To support a MultiMemRead packet implementation, a new ReadMemoryVectorized
method is proposed, which would not query the memory cache:
virtual Expected<SmallVector<size_t>> ReadMemoryVectorized(
ArrayRef<lldb::addr_t> vm_addrs,
ArrayRef<size_t> read_sizes,
MutableArrayRef<uint8_t> buf);
Where:
- The
vm_addrsandread_sizesarguments are a one-to-one map to the
base_addrandnum_bytesarguments ofMultiMemRead. - The length of buffer
bufmust be at least the sum of the sizes in
read_sizes. - The return value is a sequence of lengths, corresponding to how many bytes
were read per requested address. If the overall request failed, an error is
returned instead.
This API reflects the previous design choice of not allowing per-address
errors, instead relying on the number of bytes read to convey failures at a
per-address level. In a way, this has similar semantics to the existing API for
ReadMemory, where programmers are expected to check the Status out-param
and only then check the number of bytes read.
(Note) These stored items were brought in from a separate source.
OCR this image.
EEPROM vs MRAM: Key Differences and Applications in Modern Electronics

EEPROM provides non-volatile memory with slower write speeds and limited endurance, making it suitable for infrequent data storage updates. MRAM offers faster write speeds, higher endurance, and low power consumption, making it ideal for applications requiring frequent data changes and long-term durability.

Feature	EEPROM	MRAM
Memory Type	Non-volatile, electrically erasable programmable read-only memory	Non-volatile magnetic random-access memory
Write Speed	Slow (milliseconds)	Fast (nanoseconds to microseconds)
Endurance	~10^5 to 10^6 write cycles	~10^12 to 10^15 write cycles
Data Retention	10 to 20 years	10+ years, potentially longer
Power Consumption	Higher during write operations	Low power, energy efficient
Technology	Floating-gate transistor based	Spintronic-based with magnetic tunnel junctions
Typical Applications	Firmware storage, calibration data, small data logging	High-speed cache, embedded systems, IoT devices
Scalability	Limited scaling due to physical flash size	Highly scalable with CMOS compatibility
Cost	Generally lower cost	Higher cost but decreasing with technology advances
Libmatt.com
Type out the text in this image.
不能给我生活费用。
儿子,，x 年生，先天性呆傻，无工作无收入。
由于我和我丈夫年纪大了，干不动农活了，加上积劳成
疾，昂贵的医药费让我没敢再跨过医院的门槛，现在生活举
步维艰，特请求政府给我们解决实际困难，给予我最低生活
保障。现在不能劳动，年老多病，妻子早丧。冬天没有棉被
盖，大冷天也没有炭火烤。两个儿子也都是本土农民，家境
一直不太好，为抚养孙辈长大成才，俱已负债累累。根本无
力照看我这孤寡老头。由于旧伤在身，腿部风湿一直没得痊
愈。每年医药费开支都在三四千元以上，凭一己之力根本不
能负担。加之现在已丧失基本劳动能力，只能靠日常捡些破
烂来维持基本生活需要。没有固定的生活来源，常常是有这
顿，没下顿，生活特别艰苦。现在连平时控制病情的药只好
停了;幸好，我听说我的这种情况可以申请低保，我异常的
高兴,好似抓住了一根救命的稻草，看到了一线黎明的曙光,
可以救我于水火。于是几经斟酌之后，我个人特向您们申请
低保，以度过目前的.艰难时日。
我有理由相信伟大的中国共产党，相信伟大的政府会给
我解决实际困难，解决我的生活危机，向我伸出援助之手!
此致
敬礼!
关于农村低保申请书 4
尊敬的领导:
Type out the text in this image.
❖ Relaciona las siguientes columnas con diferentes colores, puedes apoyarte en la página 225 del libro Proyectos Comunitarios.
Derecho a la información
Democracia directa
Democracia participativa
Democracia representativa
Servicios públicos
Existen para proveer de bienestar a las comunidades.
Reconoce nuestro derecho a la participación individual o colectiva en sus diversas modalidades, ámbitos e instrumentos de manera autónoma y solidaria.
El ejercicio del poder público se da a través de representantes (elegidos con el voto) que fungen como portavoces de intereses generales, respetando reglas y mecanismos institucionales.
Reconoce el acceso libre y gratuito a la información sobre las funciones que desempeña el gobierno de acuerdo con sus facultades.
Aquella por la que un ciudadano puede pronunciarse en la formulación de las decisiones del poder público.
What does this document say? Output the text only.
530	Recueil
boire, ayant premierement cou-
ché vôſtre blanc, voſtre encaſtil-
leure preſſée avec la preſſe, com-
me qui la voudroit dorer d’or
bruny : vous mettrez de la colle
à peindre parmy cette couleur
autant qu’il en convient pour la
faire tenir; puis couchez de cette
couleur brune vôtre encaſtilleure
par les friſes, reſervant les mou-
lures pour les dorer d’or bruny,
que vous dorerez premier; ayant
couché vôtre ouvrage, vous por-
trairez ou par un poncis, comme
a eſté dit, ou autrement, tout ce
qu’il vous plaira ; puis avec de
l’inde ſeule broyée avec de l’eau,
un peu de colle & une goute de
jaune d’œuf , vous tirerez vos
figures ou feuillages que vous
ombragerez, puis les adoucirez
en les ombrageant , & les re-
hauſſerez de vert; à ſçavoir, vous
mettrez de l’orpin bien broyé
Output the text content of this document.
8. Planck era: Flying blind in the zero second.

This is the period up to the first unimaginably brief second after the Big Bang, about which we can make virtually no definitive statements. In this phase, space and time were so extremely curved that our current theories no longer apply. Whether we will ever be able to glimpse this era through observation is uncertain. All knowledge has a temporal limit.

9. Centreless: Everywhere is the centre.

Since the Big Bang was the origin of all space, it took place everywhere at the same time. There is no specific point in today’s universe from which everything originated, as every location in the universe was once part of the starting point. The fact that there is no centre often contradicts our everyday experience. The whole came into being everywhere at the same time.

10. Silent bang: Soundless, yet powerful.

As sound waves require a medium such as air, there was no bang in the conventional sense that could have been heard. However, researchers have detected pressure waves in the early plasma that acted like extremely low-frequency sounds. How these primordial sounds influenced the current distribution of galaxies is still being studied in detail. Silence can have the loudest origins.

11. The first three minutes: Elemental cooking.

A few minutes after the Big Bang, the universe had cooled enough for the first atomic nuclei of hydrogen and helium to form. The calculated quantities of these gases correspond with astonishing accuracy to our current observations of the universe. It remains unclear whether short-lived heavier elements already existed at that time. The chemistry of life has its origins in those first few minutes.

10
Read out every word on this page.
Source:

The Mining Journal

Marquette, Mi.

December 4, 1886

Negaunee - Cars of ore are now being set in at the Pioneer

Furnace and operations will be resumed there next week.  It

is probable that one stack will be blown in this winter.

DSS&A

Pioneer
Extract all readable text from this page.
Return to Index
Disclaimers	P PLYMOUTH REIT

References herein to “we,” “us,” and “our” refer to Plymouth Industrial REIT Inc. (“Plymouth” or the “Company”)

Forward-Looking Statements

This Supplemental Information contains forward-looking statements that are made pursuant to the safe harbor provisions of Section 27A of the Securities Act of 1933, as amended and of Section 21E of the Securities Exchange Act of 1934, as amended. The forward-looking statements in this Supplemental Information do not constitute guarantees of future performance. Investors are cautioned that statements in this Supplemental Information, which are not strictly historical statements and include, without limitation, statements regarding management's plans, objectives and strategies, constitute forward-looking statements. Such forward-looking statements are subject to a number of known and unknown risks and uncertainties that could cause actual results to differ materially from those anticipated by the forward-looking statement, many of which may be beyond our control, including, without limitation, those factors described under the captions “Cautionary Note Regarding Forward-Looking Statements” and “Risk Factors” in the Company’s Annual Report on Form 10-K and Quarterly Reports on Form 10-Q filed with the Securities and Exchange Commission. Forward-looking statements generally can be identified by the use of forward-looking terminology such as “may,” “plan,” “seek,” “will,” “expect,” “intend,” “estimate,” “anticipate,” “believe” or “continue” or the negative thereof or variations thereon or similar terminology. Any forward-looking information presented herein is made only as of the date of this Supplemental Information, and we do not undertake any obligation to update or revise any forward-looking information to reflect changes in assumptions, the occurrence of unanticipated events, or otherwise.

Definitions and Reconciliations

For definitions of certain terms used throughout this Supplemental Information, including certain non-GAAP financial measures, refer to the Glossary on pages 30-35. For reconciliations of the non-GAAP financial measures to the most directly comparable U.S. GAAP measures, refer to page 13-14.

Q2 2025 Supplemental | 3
In the new API, programmers are
required to check the error before checking the size; this is enforced by
Expected semantics.
A default implementation of ReadMemoryVectorized is provided, which
constructs individual memory read requests without using the new packet kind.
If any request fails and produces an Error object (a Status), the default
implementation can either return an Error for the Expected component of the
API – effectively failing all reads – or it can drop the individual
Error, and set the number of bytes read for the failing address to zero,
while still allowing for the other addresses to be read successfully. The
latter seems more desirable, but feedback is requested.
Concrete Process implementations should override this method if they may
support MultiMemRead. For example, a GDBRemote implementation could look like
this:
Expected<SmallVector<size_t>> ProcessGDBRemote::ReadMemoryVectorized(...) {
if (!m_gdb_comm.GetMultiMemReadSupported()) // a new query
return Process::ReadMemoryVectorized(...)
// use the new packet
}
The implementation should be responsible for breaking up requests that may be
generate packets that are considered too large.
Question: a single buffer, or multiple buffers?
In the API for ReadMemoryVectorized, the proposal uses a single output buffer
for all the results: MutableArrayRef<uint8_t>. Should it instead use one
buffer per memory read, e.g., ArrayRef<MutableArrayRef<uint8_t>>?